Tecnologia na relação de emprego: usar ou não usar?

O Tribunal Superior do Trabalho   tem a  Súmula  428, a qual trata do tema Sobreaviso:

Súmula nº 428 – TST– Res. 174/2011, DEJT divulgado em 27, 30 e 31.05.2011 – Conversão da Orientação Jurisprudencial n.º 49 da SBDI-1

Sobreaviso – Uso de Aparelho de Intercomunicação – Convocação para o Serviço

O uso de aparelho de intercomunicação, a exemplo de BIP, “pager” ou aparelho celular, pelo empregado, por si só, não caracteriza o regime de sobreaviso, uma vez que o empregado não permanece em sua residência aguardando, a qualquer momento, convocação para o serviço.

 

Evidencia-se que a Súmula 428, foi editada com o intuito de esclarecer, que apenas o uso de algum tipo de aparelho de intercomunicação não poderia configurar a modalidade de regime de sobreaviso e sim a efetiva prova de que estaria em sobreaviso. Entretanto, com o advento da Lei 12.551 de 2011, tem-se que o trabalho realizado em casa e/ou na sede do empregador, são, para efeitos legais, equiparados.

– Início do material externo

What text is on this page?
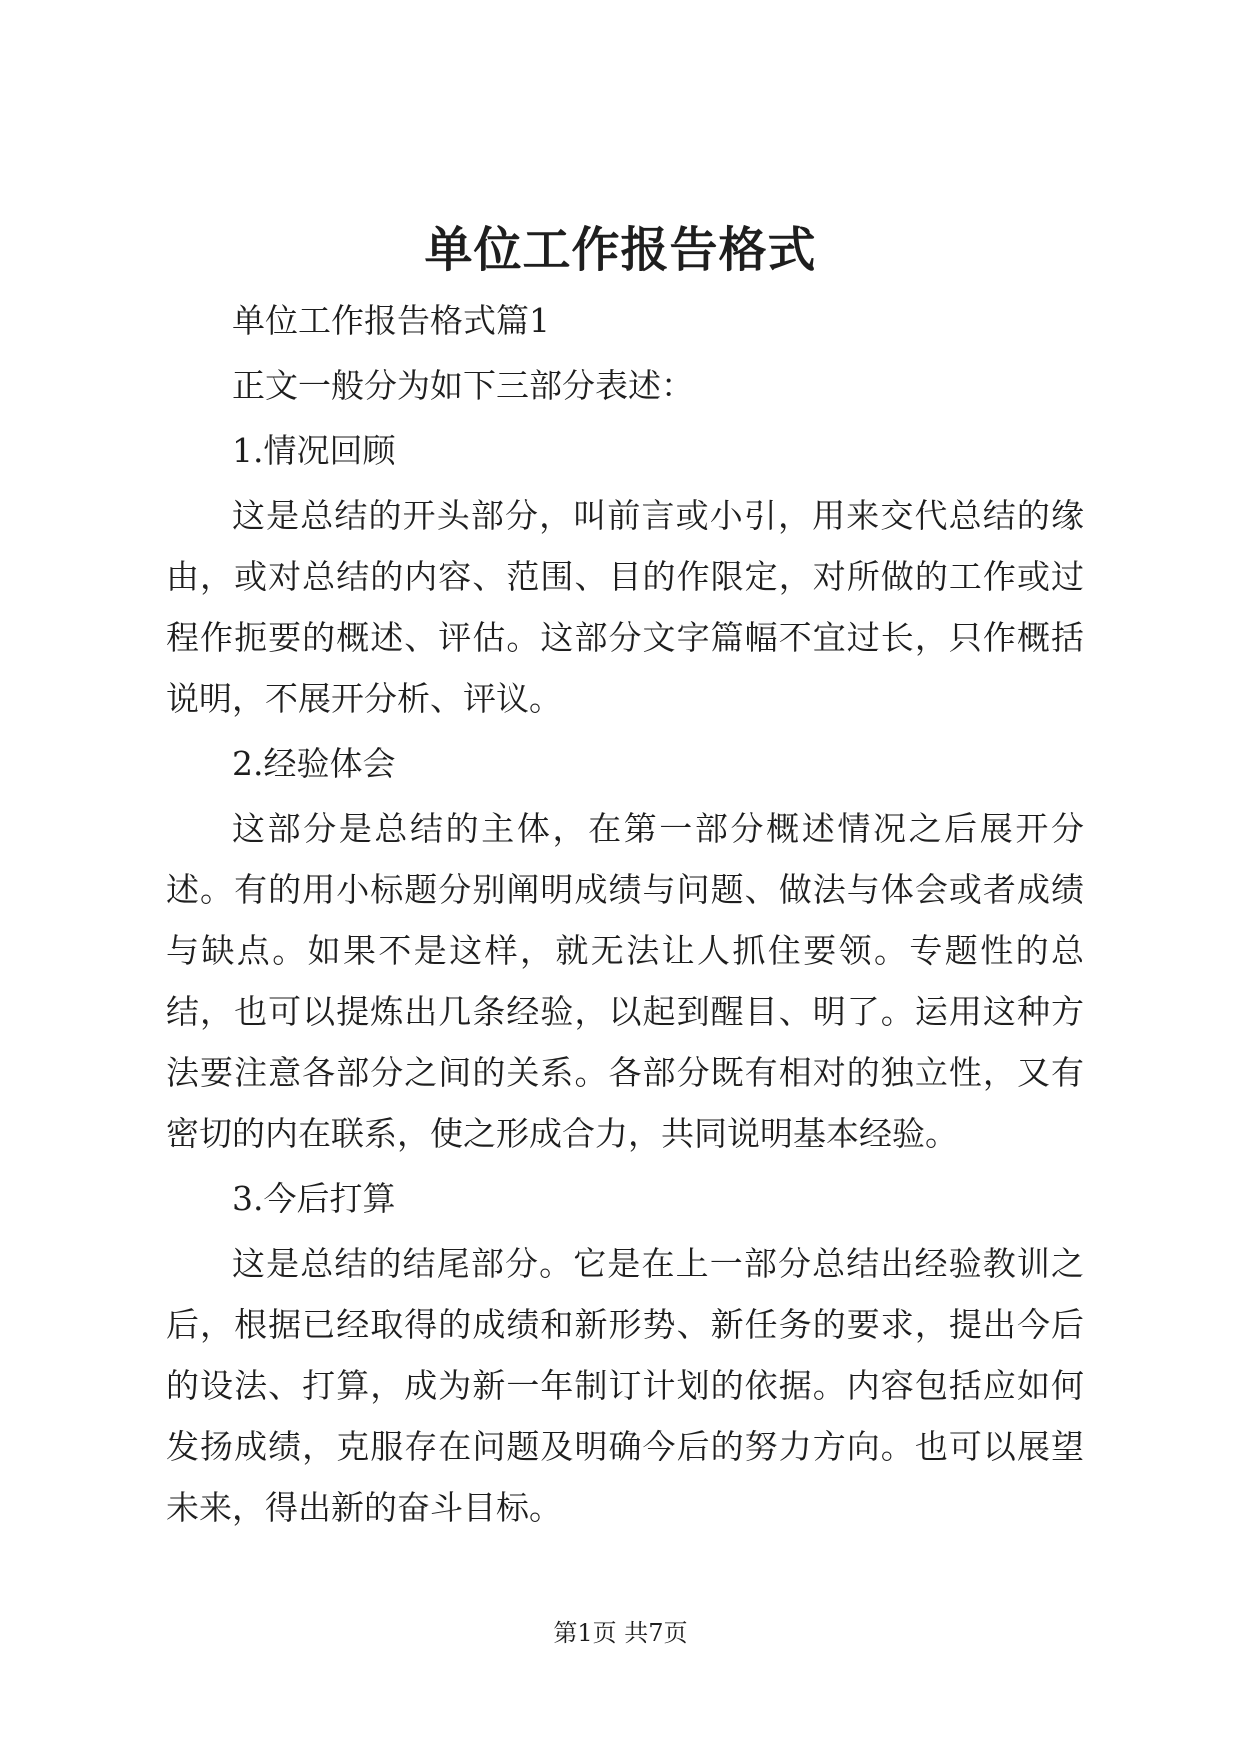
单位工作报告格式

单位工作报告格式篇1

正文一般分为如下三部分表述：

1.情况回顾

这是总结的开头部分，叫前言或小引，用来交代总结的缘由，或对总结的内容、范围、目的作限定，对所做的工作或过程作扼要的概述、评估。这部分文字篇幅不宜过长，只作概括说明，不展开分析、评议。

2.经验体会

这部分是总结的主体，在第一部分概述情况之后展开分述。有的用小标题分别阐明成绩与问题、做法与体会或者成绩与缺点。如果不是这样，就无法让人抓住要领。专题性的总结，也可以提炼出几条经验，以起到醒目、明了。运用这种方法要注意各部分之间的关系。各部分既有相对的独立性，又有密切的内在联系，使之形成合力，共同说明基本经验。

3.今后打算

这是总结的结尾部分。它是在上一部分总结出经验教训之后，根据已经取得的成绩和新形势、新任务的要求，提出今后的设法、打算，成为新一年制订计划的依据。内容包括应如何发扬成绩，克服存在问题及明确今后的努力方向。也可以展望未来，得出新的奋斗目标。

第1页 共7页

O intuito da norma legal que alterou o artigo 6ºda Consolidação das Leis Trabalhistas, tem o escopo de acompanhar as tendências tecnológicas e de relação de emprego que podem existir em virtude do  novo horizonte que a informática e demais segmentos de tecnologia impingem ao relação empregador x empregado.

O artigo 6 º  tenta regulamentar o trabalho a distância, sendo que em sua antiga redação já havia a igualdade entre o trabalho realizado no domicilio do empregado do estabelecimento do empregado, vejamos a redação antiga:

Art. 6º – Não se distingue entre o trabalho realizado no estabelecimento do empregador e o executado no domicílio do empregado, desde que esteja caracterizada a relação de emprego.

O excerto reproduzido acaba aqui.